İslam âleminde fırtınalar kopartan ilklerin filmi ile ilgili verdiğimiz yukarıdaki bu kısa malumattan sonra, şimdi de bir şuurlu Müslüman nazarıyla, yapılan eleştirileri ve önyargıları da hesaba katarak; hem kendi şahsi âlemimizde, hem de insanların hayat-ı içtimaiyesinde bir nefis muhasebesi yapacağız.

  • Sinema dili ile yapılan bir “beşeri” tasvirden başka, filmde “kesinlikle” peygamber efendimizin (s.a.v) yüzü, hiçbir şekil yahut surette gösterilmiyor.

Önyargılı, abartılı, haksız ve yalan bir surette dile getirilen bu iftira ile aslında Müslümanların iç dünyasında bu tür İslami başyapıtlara karşı bir olumsuz tepki geliştirerek, gaflet ve cehalet bataklıklarında uyumaya devam sağlanmış oluyor.

Diğer bir deyişle “bu filmi seyretmeyin..!” yahut “bu filmi seyrederseniz kafir olur, dinden çıkarsınız..!” gibi temelsiz iddia ve tehditlerin, aslında Müslümanları mukaddes tarihinden bağını koparıp, bütün gayretleriyle uzak tutmaya çalışan dinsizlerin işine geldiğini her daim hatırda tutmak icab ediyor.

  • Bu güzide filmin, İranlı bir yönetmenin eseri diye “Şii propagandası yapıyor” diye yaftalamakla iftira atmak, günümüzde bir sanat eserine bile yaklaşımın, cahilane ve yalan bir bakıştan öteye geçmediğinin üzücü bir örneğidir.

Hâlbuki iran sinemasının, ehl-i sünnet ve’l cemaatin istikamet yoluna uygun olmakla birlikte, kur’an ve hadisten beslenen Hz. Yusuf, Hz.

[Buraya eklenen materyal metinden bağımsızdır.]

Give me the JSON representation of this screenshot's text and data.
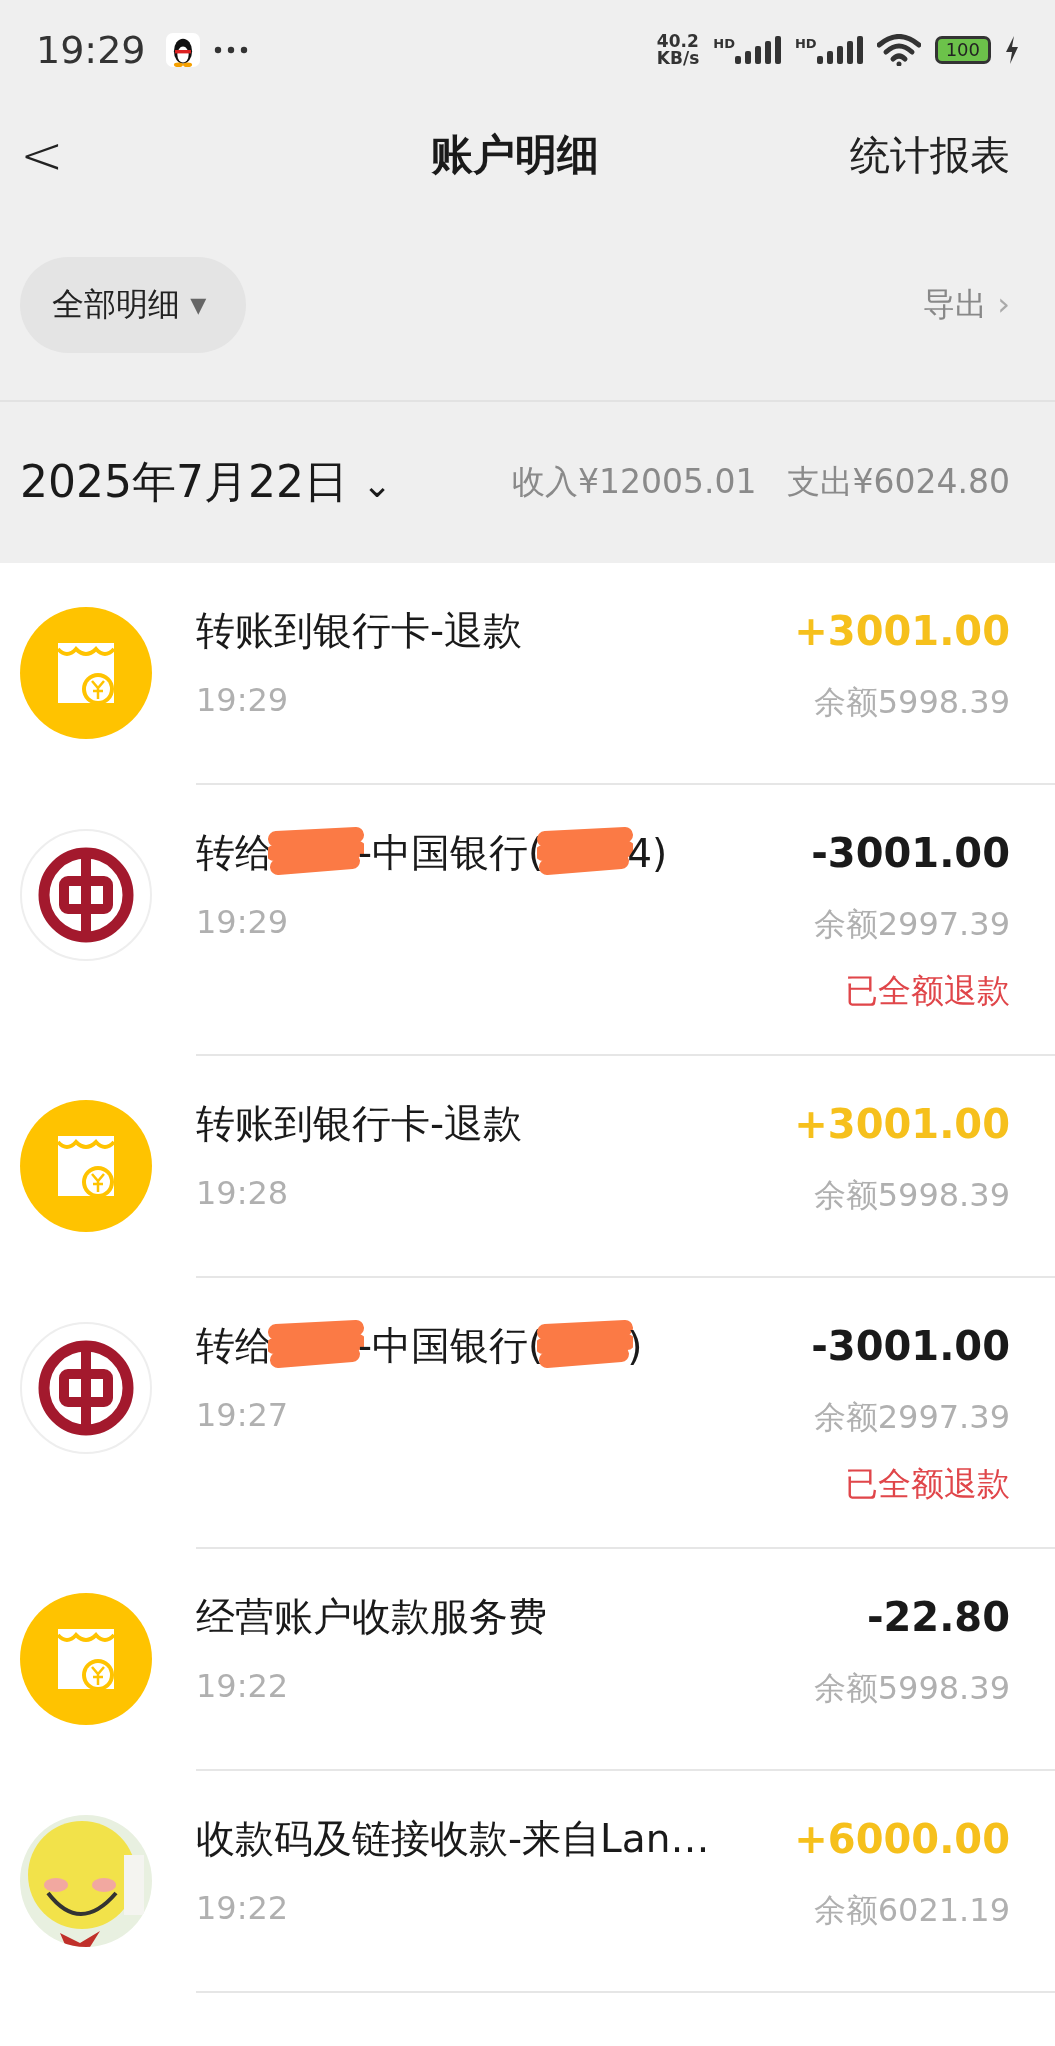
{
  "status_bar": {
    "time": "19:29",
    "speed_value": "40.2",
    "speed_unit": "KB/s",
    "sim_1_label": "HD",
    "sim_2_label": "HD",
    "battery": "100"
  },
  "header": {
    "back": "<",
    "title": "账户明细",
    "action": "统计报表"
  },
  "filter": {
    "label": "全部明细",
    "caret": "▾",
    "export": "导出",
    "export_arrow": "›"
  },
  "date_bar": {
    "date": "2025年7月22日",
    "caret": "⌄",
    "income": "收入¥12005.01",
    "expense": "支出¥6024.80"
  },
  "transactions": [
    {
      "kind": "shop",
      "title_parts": [
        {
          "kind": "text",
          "text": "转账到银行卡-退款"
        }
      ],
      "amount": "+3001.00",
      "color": "#f6c01c",
      "time": "19:29",
      "balance": "余额5998.39"
    },
    {
      "kind": "bank",
      "title_parts": [
        {
          "kind": "text",
          "text": "转给"
        },
        {
          "kind": "redaction"
        },
        {
          "kind": "text",
          "text": "-中国银行("
        },
        {
          "kind": "redaction"
        },
        {
          "kind": "text",
          "text": "4)"
        }
      ],
      "amount": "-3001.00",
      "color": "#1a1a1a",
      "time": "19:29",
      "balance": "余额2997.39",
      "note": "已全额退款"
    },
    {
      "kind": "shop",
      "title_parts": [
        {
          "kind": "text",
          "text": "转账到银行卡-退款"
        }
      ],
      "amount": "+3001.00",
      "color": "#f6c01c",
      "time": "19:28",
      "balance": "余额5998.39"
    },
    {
      "kind": "bank",
      "title_parts": [
        {
          "kind": "text",
          "text": "转给"
        },
        {
          "kind": "redaction"
        },
        {
          "kind": "text",
          "text": "-中国银行("
        },
        {
          "kind": "redaction"
        },
        {
          "kind": "text",
          "text": ")"
        }
      ],
      "amount": "-3001.00",
      "color": "#1a1a1a",
      "time": "19:27",
      "balance": "余额2997.39",
      "note": "已全额退款"
    },
    {
      "kind": "shop",
      "title_parts": [
        {
          "kind": "text",
          "text": "经营账户收款服务费"
        }
      ],
      "amount": "-22.80",
      "color": "#1a1a1a",
      "time": "19:22",
      "balance": "余额5998.39"
    },
    {
      "kind": "picture",
      "title_parts": [
        {
          "kind": "text",
          "text": "收款码及链接收款-来自Lan…"
        }
      ],
      "amount": "+6000.00",
      "color": "#f6c01c",
      "time": "19:22",
      "balance": "余额6021.19"
    }
  ]
}
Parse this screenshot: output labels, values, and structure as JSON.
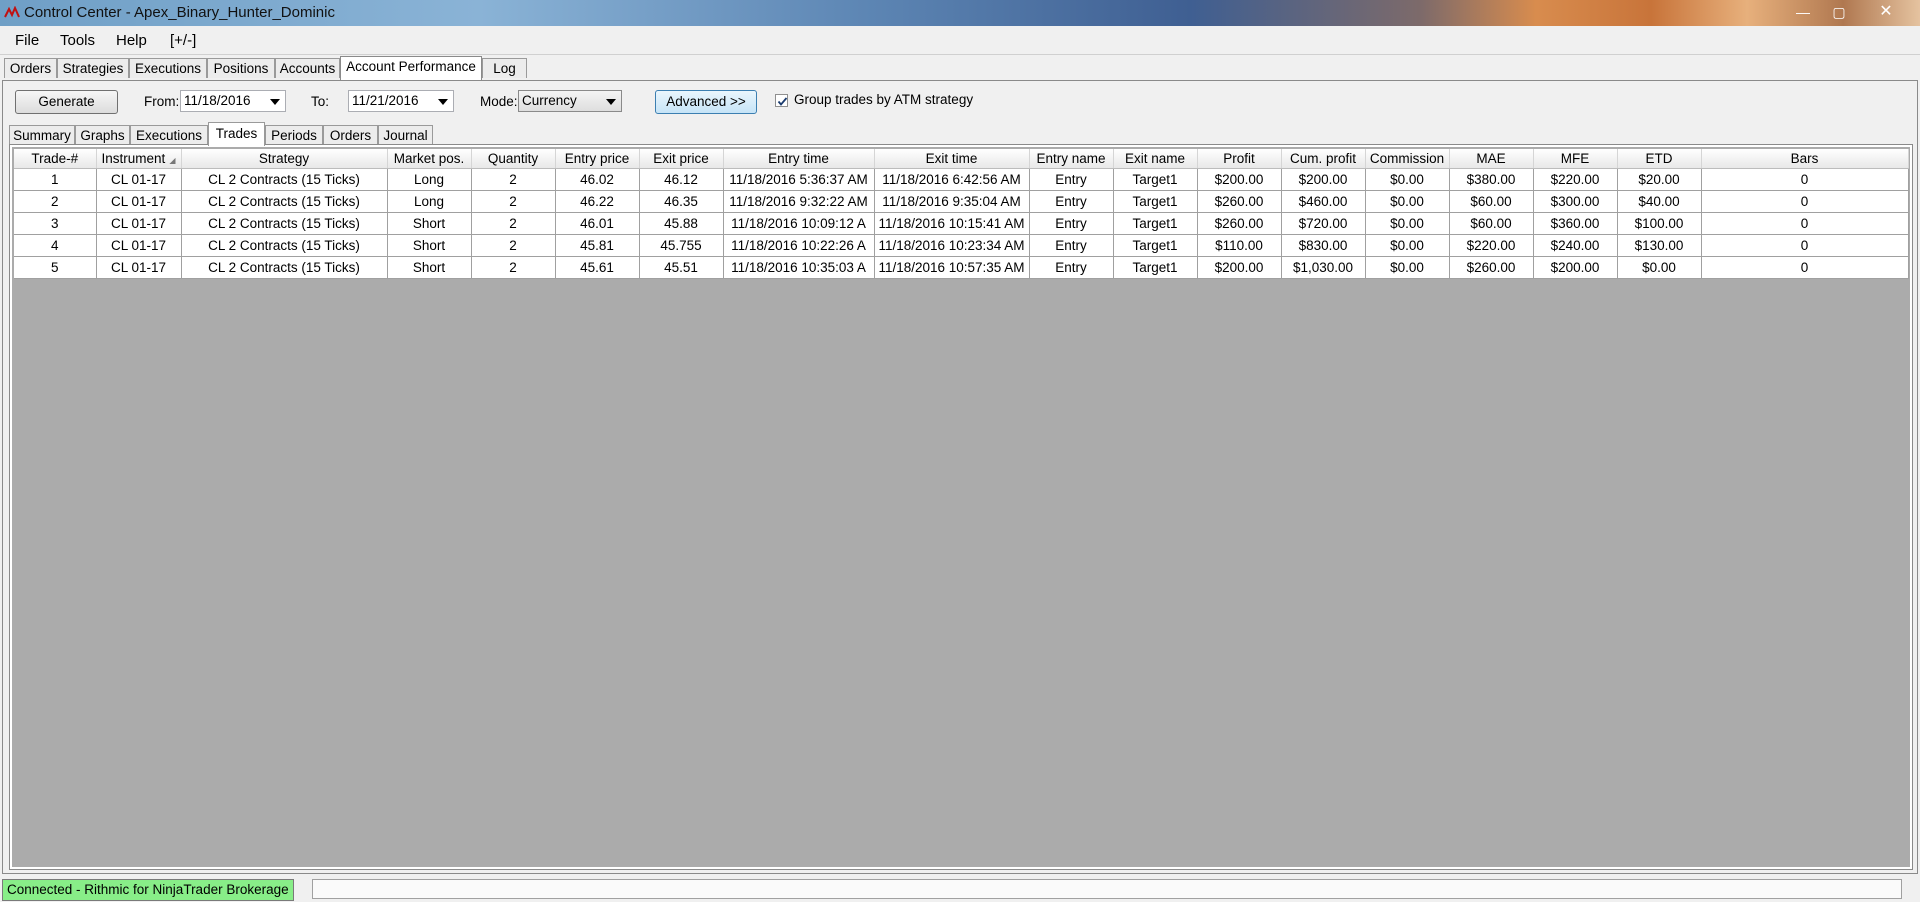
{
  "window": {
    "title": "Control Center - Apex_Binary_Hunter_Dominic",
    "minimize": "—",
    "maximize": "▢",
    "close": "✕"
  },
  "menu": [
    "File",
    "Tools",
    "Help",
    "[+/-]"
  ],
  "main_tabs": [
    "Orders",
    "Strategies",
    "Executions",
    "Positions",
    "Accounts",
    "Account Performance",
    "Log"
  ],
  "toolbar": {
    "generate_label": "Generate",
    "from_label": "From:",
    "from_value": "11/18/2016",
    "to_label": "To:",
    "to_value": "11/21/2016",
    "mode_label": "Mode:",
    "mode_value": "Currency",
    "advanced_label": "Advanced >>",
    "group_label": "Group trades by ATM strategy",
    "group_checked": true
  },
  "sub_tabs": [
    "Summary",
    "Graphs",
    "Executions",
    "Trades",
    "Periods",
    "Orders",
    "Journal"
  ],
  "table": {
    "columns": [
      "Trade-#",
      "Instrument",
      "Strategy",
      "Market pos.",
      "Quantity",
      "Entry price",
      "Exit price",
      "Entry time",
      "Exit time",
      "Entry name",
      "Exit name",
      "Profit",
      "Cum. profit",
      "Commission",
      "MAE",
      "MFE",
      "ETD",
      "Bars"
    ],
    "rows": [
      [
        "1",
        "CL 01-17",
        "CL 2 Contracts (15 Ticks)",
        "Long",
        "2",
        "46.02",
        "46.12",
        "11/18/2016 5:36:37 AM",
        "11/18/2016 6:42:56 AM",
        "Entry",
        "Target1",
        "$200.00",
        "$200.00",
        "$0.00",
        "$380.00",
        "$220.00",
        "$20.00",
        "0"
      ],
      [
        "2",
        "CL 01-17",
        "CL 2 Contracts (15 Ticks)",
        "Long",
        "2",
        "46.22",
        "46.35",
        "11/18/2016 9:32:22 AM",
        "11/18/2016 9:35:04 AM",
        "Entry",
        "Target1",
        "$260.00",
        "$460.00",
        "$0.00",
        "$60.00",
        "$300.00",
        "$40.00",
        "0"
      ],
      [
        "3",
        "CL 01-17",
        "CL 2 Contracts (15 Ticks)",
        "Short",
        "2",
        "46.01",
        "45.88",
        "11/18/2016 10:09:12 A",
        "11/18/2016 10:15:41 AM",
        "Entry",
        "Target1",
        "$260.00",
        "$720.00",
        "$0.00",
        "$60.00",
        "$360.00",
        "$100.00",
        "0"
      ],
      [
        "4",
        "CL 01-17",
        "CL 2 Contracts (15 Ticks)",
        "Short",
        "2",
        "45.81",
        "45.755",
        "11/18/2016 10:22:26 A",
        "11/18/2016 10:23:34 AM",
        "Entry",
        "Target1",
        "$110.00",
        "$830.00",
        "$0.00",
        "$220.00",
        "$240.00",
        "$130.00",
        "0"
      ],
      [
        "5",
        "CL 01-17",
        "CL 2 Contracts (15 Ticks)",
        "Short",
        "2",
        "45.61",
        "45.51",
        "11/18/2016 10:35:03 A",
        "11/18/2016 10:57:35 AM",
        "Entry",
        "Target1",
        "$200.00",
        "$1,030.00",
        "$0.00",
        "$260.00",
        "$200.00",
        "$0.00",
        "0"
      ]
    ]
  },
  "status": {
    "connection": "Connected - Rithmic for NinjaTrader Brokerage"
  },
  "colors": {
    "status_connected": "#88ee88",
    "grid_background": "#ababab"
  }
}
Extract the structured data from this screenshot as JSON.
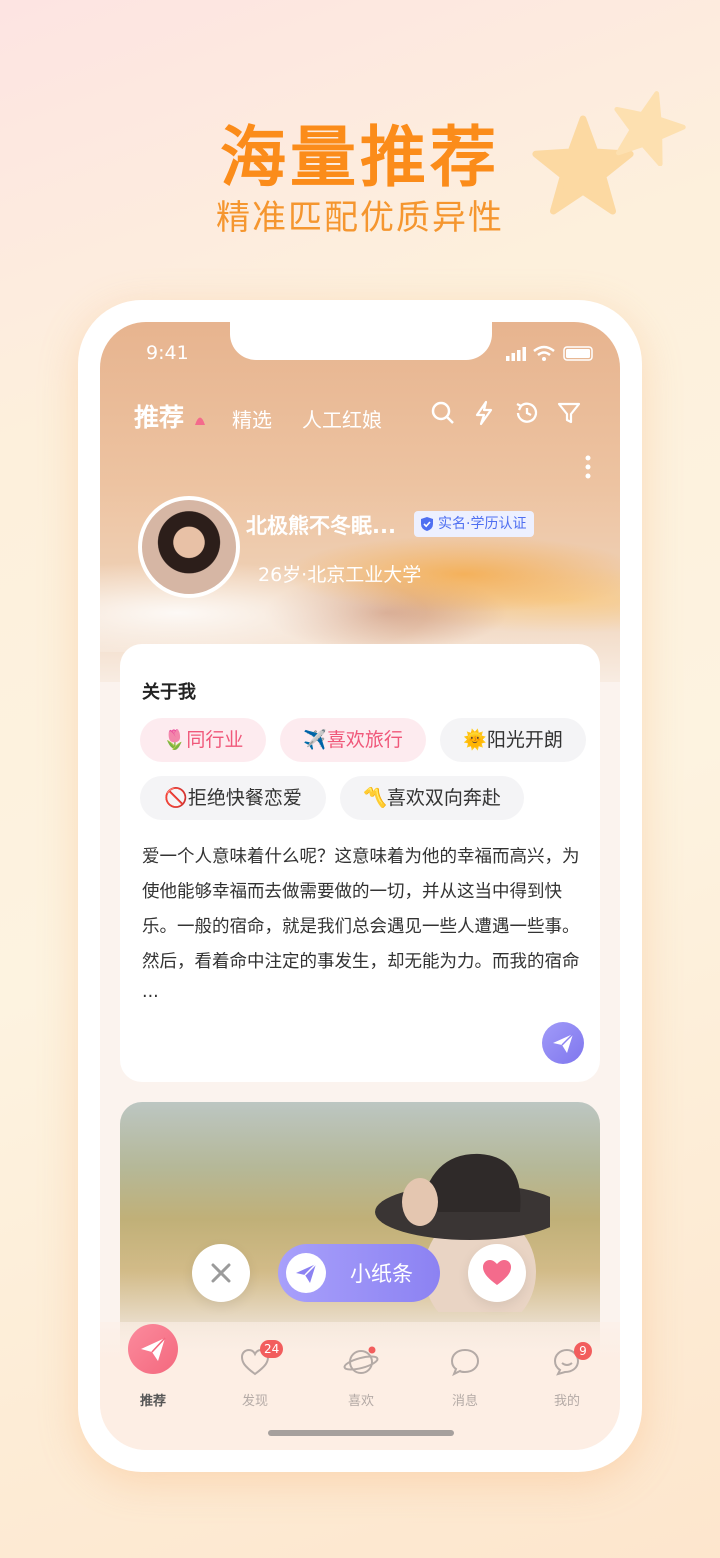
{
  "hero": {
    "title": "海量推荐",
    "subtitle": "精准匹配优质异性"
  },
  "status_bar": {
    "time": "9:41"
  },
  "nav": {
    "tabs": [
      {
        "label": "推荐",
        "active": true
      },
      {
        "label": "精选",
        "active": false
      },
      {
        "label": "人工红娘",
        "active": false
      }
    ],
    "icons": [
      "search-icon",
      "lightning-icon",
      "history-icon",
      "filter-icon"
    ]
  },
  "profile": {
    "name": "北极熊不冬眠...",
    "badge": "实名·学历认证",
    "info": "26岁·北京工业大学"
  },
  "about": {
    "title": "关于我",
    "tags": [
      {
        "emoji": "🌷",
        "label": "同行业",
        "bg": "#fdebef",
        "color": "#f0587a"
      },
      {
        "emoji": "✈️",
        "label": "喜欢旅行",
        "bg": "#fdebef",
        "color": "#f0587a"
      },
      {
        "emoji": "🌞",
        "label": "阳光开朗",
        "bg": "#f4f4f6",
        "color": "#333333"
      },
      {
        "emoji": "🚫",
        "label": "拒绝快餐恋爱",
        "bg": "#f4f4f6",
        "color": "#333333"
      },
      {
        "emoji": "〽️",
        "label": "喜欢双向奔赴",
        "bg": "#f4f4f6",
        "color": "#333333"
      }
    ],
    "bio": "爱一个人意味着什么呢？这意味着为他的幸福而高兴，为使他能够幸福而去做需要做的一切，并从这当中得到快乐。一般的宿命，就是我们总会遇见一些人遭遇一些事。然后，看着命中注定的事发生，却无能为力。而我的宿命···"
  },
  "actions": {
    "note_label": "小纸条"
  },
  "tabbar": [
    {
      "label": "推荐",
      "icon": "paper-plane-icon",
      "active": true,
      "count": ""
    },
    {
      "label": "发现",
      "icon": "heart-outline-icon",
      "active": false,
      "count": "24"
    },
    {
      "label": "喜欢",
      "icon": "planet-icon",
      "active": false,
      "count": ""
    },
    {
      "label": "消息",
      "icon": "chat-bubble-icon",
      "active": false,
      "count": ""
    },
    {
      "label": "我的",
      "icon": "profile-icon",
      "active": false,
      "count": "9"
    }
  ],
  "colors": {
    "accent": "#fb8c1a",
    "pink": "#f0587a",
    "purple": "#8c82f2",
    "badge_blue": "#4f6ff1"
  }
}
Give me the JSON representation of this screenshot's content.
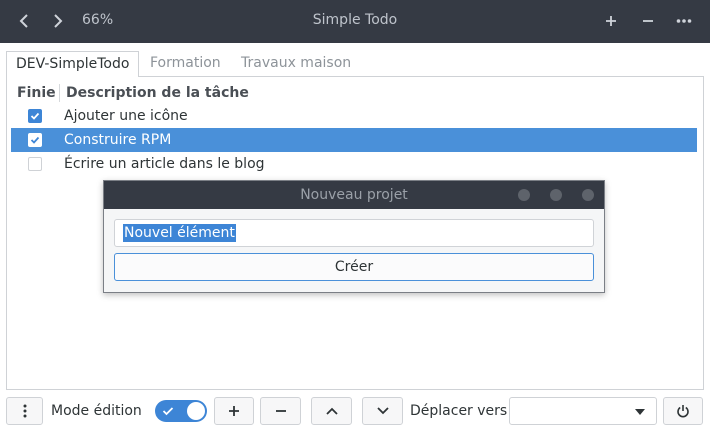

Meryem,  Ashab-ul Kehf gibi nice şaheser filmleri ortadayken, bu iddianın ne kadar hakikatten uzak ve temelsiz olduğu da aşikârdır. Aynı zamanda bu filmin İranlı yönetmeni olan mecid mecidi; ‘Cennetin Çocukları’,  ‘Cennetin Rengi,  ‘Serçelerin Şarkısı’,  ‘Baran’ gibi İslami hayatın incelik ve gündelik hassasiyetlerini bütün çıplaklığıyla sinemaya aktaran ödüllü filmleriyle, uluslararası alanda haklı bir muhabbet ve teveccühe mazhar olmuştur.

  • “Çağrı” filminin ilk çıktığı yıllarda, islam dünyasının birçok yerinde Hz. Hamza gibi bazı sahabilerin aşikâre tasvirleri yapıldı diye, şimdiki gibi yine kıyametler koparmışlardı.

Hâlbuki sonradan anlaşıldı ki, hatasıyla-sevabıyla “bir” sinema filminin, İnsanlığa Allah’ın mesajını ulaştırmada ne kadar çok katkısı olduğunu bilfiil yaşadık, yaşıyoruz ve bu filmin tazeliğini yıllara meydan okuyarak ne denli devam ettirdiğini müteşekkirane müşahade ediyoruz.

Bundan dolayıdır, temelsiz ve manasız “Seyretmeyin..!” kampanyası yapan safdil hacı ve hocalara diyoruz ki; insanları rahat bırakın. Bırakın ki, artık herkes kendi hür iradesiyle, akıl ve fikriyle düşünsün ve kalb ve vicdanıyla da en doğru kararı versin.

  • 1400 sene öncesine ait dönemi yansıtma gayesi taşıyan bir filmi, görsellikten kaynaklanan bazı bahanelerle değersizleştirmeye hatta linç etmeye çalışmak, İslam dünyasının içinde bulunduğu hal-i hazır parçalanmış durum açısından son derece üzücüdür.

“Sinema dili” çok farklı ve etkili bir dildir. Bazen birebir tarihi gerçekler ve anlatımlar yerine, kurgular üzerinden sanatsal mesajını vermeye çalışır. Filmin yönetmeni de yer yer böyle yapmış, çağın ortamını ve Hz. Muhammed’in (s.a.v) kişiliğini belki bilinmeyen olaylarla fakat genel durumu özetleyen sahnelerle sunmuş.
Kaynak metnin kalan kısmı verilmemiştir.